Im Übrigen kann auf die Ausführungen zur Berufung der Beklagten verwiesen werden. Wie dort im Einzelnen dargelegt, unterliegt die Wirksamkeit des Beitritts des Klägers keinem ernsthaften Zweifel. Für die von ihm mit der Berufung begehrte Feststellung besteht deshalb kein Raum.

3. Nebenentscheidungen

Die Kostenentscheidung ergeht gemäß §§ 91 Abs. 1, 97 Abs. 1 ZPO. Die Entscheidung über die vorläufige Vollstreckbarkeit beruht auf §§ 708 Nr. 10, 709 Satz 2, 711 ZPO.

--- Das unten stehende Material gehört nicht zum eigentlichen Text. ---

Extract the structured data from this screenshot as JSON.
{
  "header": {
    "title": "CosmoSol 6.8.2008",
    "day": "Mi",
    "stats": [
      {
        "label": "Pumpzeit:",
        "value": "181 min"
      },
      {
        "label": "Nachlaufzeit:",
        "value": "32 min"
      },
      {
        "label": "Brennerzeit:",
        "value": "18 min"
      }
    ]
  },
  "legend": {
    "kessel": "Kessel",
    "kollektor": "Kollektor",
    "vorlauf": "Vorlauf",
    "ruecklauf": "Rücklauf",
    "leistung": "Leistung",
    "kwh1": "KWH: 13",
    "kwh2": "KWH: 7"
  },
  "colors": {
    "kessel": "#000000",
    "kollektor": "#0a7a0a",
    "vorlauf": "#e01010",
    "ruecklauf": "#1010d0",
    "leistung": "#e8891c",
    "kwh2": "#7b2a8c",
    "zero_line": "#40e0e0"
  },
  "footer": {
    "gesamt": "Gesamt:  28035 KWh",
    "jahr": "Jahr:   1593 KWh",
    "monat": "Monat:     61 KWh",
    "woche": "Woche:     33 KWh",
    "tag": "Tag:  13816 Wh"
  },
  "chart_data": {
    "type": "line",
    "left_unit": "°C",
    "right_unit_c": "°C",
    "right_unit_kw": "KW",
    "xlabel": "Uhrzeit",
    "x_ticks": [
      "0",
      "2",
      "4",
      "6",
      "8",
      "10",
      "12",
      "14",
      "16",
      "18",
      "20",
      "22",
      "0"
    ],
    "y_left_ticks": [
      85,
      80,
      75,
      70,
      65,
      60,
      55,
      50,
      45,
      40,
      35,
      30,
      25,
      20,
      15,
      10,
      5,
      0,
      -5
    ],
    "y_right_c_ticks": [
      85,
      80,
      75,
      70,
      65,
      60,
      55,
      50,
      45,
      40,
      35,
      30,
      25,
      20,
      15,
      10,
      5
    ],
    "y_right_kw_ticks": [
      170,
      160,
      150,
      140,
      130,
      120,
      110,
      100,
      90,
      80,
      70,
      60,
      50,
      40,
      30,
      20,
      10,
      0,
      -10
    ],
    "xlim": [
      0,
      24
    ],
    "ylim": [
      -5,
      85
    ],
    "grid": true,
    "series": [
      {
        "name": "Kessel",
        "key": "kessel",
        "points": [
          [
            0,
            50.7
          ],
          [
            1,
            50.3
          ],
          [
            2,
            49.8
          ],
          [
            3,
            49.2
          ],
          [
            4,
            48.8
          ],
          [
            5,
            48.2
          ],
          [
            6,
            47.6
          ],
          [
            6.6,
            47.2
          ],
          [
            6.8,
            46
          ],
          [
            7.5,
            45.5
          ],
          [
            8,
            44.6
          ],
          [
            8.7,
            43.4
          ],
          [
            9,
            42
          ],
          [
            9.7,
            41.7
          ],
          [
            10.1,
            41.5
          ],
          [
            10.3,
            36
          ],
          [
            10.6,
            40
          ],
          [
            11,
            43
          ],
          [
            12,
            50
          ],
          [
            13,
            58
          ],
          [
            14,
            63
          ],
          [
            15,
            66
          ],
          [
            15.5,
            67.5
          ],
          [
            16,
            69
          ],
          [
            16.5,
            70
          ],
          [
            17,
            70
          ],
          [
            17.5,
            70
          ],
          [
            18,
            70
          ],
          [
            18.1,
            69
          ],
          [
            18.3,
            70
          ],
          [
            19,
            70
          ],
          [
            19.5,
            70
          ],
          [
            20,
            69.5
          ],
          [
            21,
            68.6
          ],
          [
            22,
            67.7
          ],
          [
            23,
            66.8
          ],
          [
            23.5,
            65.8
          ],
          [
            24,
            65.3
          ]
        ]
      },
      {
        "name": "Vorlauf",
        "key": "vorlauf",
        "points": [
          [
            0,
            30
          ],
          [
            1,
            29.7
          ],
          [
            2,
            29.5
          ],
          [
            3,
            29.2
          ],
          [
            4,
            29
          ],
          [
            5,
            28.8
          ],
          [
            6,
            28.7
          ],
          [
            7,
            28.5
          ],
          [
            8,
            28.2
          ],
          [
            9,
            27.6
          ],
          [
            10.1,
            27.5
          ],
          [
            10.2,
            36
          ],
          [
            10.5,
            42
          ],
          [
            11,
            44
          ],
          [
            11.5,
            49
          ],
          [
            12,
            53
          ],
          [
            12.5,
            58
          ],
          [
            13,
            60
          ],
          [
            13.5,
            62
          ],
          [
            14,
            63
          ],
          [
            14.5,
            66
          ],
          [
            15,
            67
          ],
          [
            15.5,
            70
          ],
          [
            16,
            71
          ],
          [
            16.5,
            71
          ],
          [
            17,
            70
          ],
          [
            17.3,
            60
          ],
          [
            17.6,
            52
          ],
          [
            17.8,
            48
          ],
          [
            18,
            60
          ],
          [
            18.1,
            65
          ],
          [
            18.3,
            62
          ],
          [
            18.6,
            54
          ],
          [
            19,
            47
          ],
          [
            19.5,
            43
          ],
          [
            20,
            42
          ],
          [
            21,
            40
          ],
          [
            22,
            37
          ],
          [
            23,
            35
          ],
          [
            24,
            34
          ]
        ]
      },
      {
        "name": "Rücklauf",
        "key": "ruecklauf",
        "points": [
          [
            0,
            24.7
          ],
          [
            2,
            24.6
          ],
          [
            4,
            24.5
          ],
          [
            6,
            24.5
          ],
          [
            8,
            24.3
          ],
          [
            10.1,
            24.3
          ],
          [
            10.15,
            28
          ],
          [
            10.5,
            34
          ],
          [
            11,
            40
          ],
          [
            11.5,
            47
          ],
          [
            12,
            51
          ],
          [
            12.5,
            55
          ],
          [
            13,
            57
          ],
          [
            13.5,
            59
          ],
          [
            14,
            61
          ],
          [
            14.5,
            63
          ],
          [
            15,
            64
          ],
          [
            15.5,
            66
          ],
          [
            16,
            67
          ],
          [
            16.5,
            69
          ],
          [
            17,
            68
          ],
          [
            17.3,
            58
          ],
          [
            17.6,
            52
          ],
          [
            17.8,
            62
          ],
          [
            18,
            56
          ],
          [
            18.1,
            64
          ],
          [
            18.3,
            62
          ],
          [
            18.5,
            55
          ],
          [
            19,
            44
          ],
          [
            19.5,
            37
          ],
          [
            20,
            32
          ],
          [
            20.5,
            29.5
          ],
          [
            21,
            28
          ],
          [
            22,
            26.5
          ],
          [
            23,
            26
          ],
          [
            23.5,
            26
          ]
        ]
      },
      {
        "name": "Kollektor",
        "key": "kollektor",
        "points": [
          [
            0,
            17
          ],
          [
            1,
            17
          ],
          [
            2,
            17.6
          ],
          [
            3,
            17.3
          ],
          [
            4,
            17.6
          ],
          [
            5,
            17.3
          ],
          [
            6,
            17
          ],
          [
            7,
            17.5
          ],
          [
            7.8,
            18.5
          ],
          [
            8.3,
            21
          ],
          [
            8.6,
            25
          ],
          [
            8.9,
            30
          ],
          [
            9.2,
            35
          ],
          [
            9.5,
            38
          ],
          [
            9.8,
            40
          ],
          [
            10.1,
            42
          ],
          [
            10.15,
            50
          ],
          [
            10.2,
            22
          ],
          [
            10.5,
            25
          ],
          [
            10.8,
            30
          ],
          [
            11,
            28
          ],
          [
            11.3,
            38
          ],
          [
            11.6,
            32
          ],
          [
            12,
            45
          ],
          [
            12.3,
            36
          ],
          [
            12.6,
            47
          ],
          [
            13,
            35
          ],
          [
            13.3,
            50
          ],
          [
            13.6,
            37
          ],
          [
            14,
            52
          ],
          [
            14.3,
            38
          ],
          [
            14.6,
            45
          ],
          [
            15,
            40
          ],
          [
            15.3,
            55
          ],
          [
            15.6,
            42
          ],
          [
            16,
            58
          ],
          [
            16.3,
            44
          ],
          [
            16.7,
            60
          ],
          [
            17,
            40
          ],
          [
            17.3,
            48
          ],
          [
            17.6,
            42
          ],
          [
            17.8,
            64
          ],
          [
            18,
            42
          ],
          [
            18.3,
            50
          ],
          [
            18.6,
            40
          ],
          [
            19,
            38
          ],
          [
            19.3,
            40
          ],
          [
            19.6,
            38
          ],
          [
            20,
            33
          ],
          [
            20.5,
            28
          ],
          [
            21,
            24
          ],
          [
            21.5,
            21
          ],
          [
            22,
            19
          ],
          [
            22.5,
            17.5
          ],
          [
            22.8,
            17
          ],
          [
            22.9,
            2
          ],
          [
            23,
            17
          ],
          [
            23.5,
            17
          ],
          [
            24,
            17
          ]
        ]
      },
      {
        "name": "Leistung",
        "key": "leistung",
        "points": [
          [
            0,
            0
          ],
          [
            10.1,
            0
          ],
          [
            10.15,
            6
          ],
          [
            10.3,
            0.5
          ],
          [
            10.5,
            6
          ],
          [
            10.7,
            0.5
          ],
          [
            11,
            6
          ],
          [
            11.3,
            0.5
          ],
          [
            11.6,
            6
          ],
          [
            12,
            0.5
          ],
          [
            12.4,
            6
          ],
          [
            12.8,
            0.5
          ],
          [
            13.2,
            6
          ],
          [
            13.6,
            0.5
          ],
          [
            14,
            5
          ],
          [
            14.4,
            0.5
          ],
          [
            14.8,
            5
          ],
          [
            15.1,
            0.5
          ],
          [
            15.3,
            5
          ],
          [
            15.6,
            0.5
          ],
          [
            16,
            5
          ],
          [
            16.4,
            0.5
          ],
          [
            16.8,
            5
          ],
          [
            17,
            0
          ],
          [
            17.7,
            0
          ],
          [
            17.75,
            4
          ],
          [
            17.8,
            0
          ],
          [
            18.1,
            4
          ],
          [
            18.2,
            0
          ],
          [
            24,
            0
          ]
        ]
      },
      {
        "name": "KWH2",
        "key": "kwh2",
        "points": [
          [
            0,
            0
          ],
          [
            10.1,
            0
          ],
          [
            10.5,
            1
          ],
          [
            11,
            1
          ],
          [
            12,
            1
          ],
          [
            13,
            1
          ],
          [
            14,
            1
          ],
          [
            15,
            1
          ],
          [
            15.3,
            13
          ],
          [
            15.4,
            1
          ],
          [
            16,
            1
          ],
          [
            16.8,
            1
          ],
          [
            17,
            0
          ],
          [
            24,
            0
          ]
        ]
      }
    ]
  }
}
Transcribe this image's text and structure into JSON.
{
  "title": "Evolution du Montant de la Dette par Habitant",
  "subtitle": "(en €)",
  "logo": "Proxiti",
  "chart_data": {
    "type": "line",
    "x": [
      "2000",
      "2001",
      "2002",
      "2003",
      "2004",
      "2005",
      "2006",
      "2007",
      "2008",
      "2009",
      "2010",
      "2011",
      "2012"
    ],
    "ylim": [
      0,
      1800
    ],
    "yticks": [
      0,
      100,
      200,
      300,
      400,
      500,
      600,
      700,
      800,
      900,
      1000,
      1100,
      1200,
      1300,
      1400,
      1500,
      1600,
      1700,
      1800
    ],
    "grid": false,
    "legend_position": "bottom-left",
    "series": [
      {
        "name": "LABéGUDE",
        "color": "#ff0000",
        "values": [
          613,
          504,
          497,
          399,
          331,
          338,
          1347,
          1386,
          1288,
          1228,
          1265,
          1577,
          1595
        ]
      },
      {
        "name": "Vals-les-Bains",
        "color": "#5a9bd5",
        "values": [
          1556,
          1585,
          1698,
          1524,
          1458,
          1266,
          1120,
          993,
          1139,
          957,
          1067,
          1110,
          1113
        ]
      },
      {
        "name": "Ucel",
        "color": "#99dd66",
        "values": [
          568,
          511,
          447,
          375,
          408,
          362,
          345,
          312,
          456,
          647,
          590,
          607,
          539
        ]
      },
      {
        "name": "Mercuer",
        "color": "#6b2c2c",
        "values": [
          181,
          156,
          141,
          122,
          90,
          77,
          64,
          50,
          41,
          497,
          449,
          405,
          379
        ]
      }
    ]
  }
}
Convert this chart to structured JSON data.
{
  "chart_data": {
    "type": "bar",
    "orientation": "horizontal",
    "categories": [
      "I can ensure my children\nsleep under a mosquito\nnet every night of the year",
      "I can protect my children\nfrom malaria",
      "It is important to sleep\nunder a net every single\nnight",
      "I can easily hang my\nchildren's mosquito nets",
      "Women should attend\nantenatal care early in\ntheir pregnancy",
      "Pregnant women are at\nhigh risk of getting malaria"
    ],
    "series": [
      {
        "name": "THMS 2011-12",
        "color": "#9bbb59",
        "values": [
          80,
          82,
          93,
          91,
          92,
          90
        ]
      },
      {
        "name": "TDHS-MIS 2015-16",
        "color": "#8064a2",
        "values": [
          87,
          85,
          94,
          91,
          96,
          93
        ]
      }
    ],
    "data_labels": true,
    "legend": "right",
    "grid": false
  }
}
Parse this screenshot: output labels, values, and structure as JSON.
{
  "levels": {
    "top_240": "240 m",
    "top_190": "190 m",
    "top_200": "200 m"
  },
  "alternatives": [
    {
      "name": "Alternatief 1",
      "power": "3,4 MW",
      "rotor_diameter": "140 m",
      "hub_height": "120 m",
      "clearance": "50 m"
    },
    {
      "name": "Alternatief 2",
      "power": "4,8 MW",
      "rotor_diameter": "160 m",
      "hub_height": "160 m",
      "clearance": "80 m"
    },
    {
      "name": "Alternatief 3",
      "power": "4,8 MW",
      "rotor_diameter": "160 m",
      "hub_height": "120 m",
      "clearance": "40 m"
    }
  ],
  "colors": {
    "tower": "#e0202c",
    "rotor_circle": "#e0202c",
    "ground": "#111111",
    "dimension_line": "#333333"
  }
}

Eine Zulassung der Revision gemäß § 543 Abs. 2 ZPO ist nicht veranlasst. Da die für den konkreten Einzelfall maßgebenden Rechtsfragen durch die höchste Rechtsprechung des Bundesgerichtshofs beantwortet werden, hat die Sache keine grundsätzliche Bedeutung. Auch zur Fortbildung des Rechts oder zur Sicherung einer einheitlichen Rechtsprechung ist keine Entscheidung des Berufungsgerichts erforderlich.